Expertise was not required to answer questions, he says, and little was displayed.

“But the site clearly was seen by some people, including children, as a comfortabl­e space to ask the questions—sometimes important ones—they’d never dare to ask friends, families and teachers.”

“Yahoo! Answers is what we feared would happen,” said Drew Davenport of Camarillo, Calif. “You got real human reaction, for better or for worse.”

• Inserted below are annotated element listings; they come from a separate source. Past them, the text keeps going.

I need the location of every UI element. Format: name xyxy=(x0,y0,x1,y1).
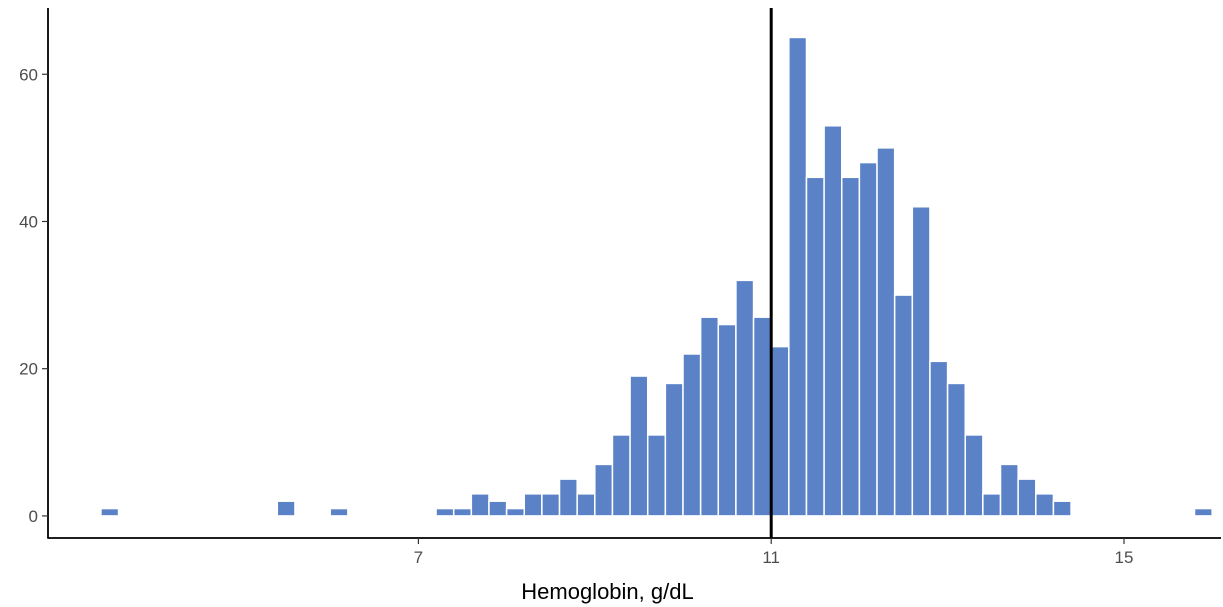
y-tick-label: 20 xyxy=(19,360,38,379)
y-axis-ticks: 0 20 40 60 xyxy=(19,65,48,526)
histogram-bar xyxy=(699,316,720,517)
histogram-bar xyxy=(770,345,790,517)
histogram-bar xyxy=(717,323,737,517)
x-tick-label: 15 xyxy=(1115,548,1134,567)
histogram-bar xyxy=(576,493,596,517)
histogram-bar xyxy=(276,500,296,517)
histogram-bar xyxy=(911,206,931,517)
histogram-bar xyxy=(964,434,984,517)
histogram-bar xyxy=(752,316,772,517)
histogram-bar xyxy=(735,279,755,517)
y-tick-label: 60 xyxy=(19,65,38,84)
histogram-bar xyxy=(488,500,508,517)
histogram-bar xyxy=(452,507,473,517)
histogram-bar xyxy=(594,463,614,517)
histogram-bar xyxy=(646,434,667,517)
histogram-bar xyxy=(682,353,702,517)
x-axis-title: Hemoglobin, g/dL xyxy=(521,579,693,604)
y-tick-label: 0 xyxy=(29,507,38,526)
histogram-bar xyxy=(611,434,631,517)
histogram-bar xyxy=(629,375,649,517)
histogram-bar xyxy=(946,382,966,517)
histogram-bar xyxy=(435,507,455,517)
y-tick-label: 40 xyxy=(19,212,38,231)
histogram-bar xyxy=(664,382,684,517)
histogram-bar xyxy=(523,493,543,517)
x-axis-ticks: 7 11 15 xyxy=(414,538,1134,567)
histogram-bar xyxy=(823,125,843,517)
histogram-bar xyxy=(329,507,349,517)
histogram-bars xyxy=(100,36,1213,517)
histogram-bar xyxy=(858,161,878,517)
histogram-bar xyxy=(982,493,1002,517)
histogram-bar xyxy=(841,176,861,517)
histogram-bar xyxy=(788,36,808,517)
histogram-bar xyxy=(505,507,526,517)
x-tick-label: 7 xyxy=(414,548,423,567)
histogram-bar xyxy=(1017,478,1037,517)
histogram-bar xyxy=(893,294,914,517)
histogram-bar xyxy=(999,463,1019,517)
histogram-bar xyxy=(100,507,120,517)
histogram-bar xyxy=(1193,507,1213,517)
histogram-bar xyxy=(876,147,896,517)
axes xyxy=(47,8,1221,539)
histogram-bar xyxy=(470,493,490,517)
histogram-bar xyxy=(1052,500,1072,517)
x-tick-label: 11 xyxy=(762,548,780,567)
histogram-bar xyxy=(805,176,825,517)
histogram-bar xyxy=(1035,493,1055,517)
histogram-bar xyxy=(541,493,561,517)
histogram-bar xyxy=(558,478,578,517)
histogram-bar xyxy=(929,360,949,517)
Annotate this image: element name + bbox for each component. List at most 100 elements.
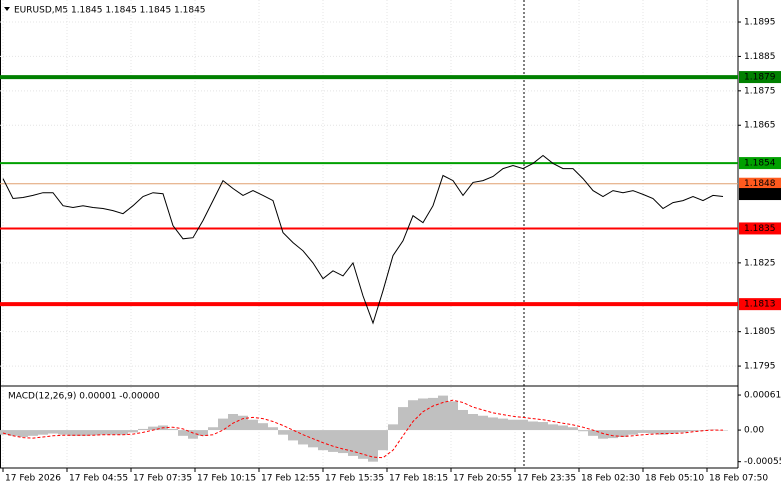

Justin McElroy, co-host of comedy podcast “My Brother, My Brother and Me,” which has featured questions from the Yahoo service since 2010, tells the Times, “I think you get into trouble when you think no actual person would be wondering that, because people wonder about lots of things. You don’t want to put limits on the depths of humanity’s curiosity-slash-ignorance.”

He shares a few of more than 1,700 Yahoo! Answers questions that have been showcased on his podcast:

■ How to get a haircut similar to Joseph Stalin without showing the girl who cuts my hair a picture of Joseph Stalin?

■ I accidental­ly ate the Do Not Eat packet inside my shoe box. Am I gonna die?

■ Why doesn’t the Grand Canyon have rides?

■ In the TV show Friends, what was the point of Ross?

■ Did dragons live before, during, or after dinosaurs?

And possibly the best-known question ever to appear (in its actual onsite form): How is babby formed?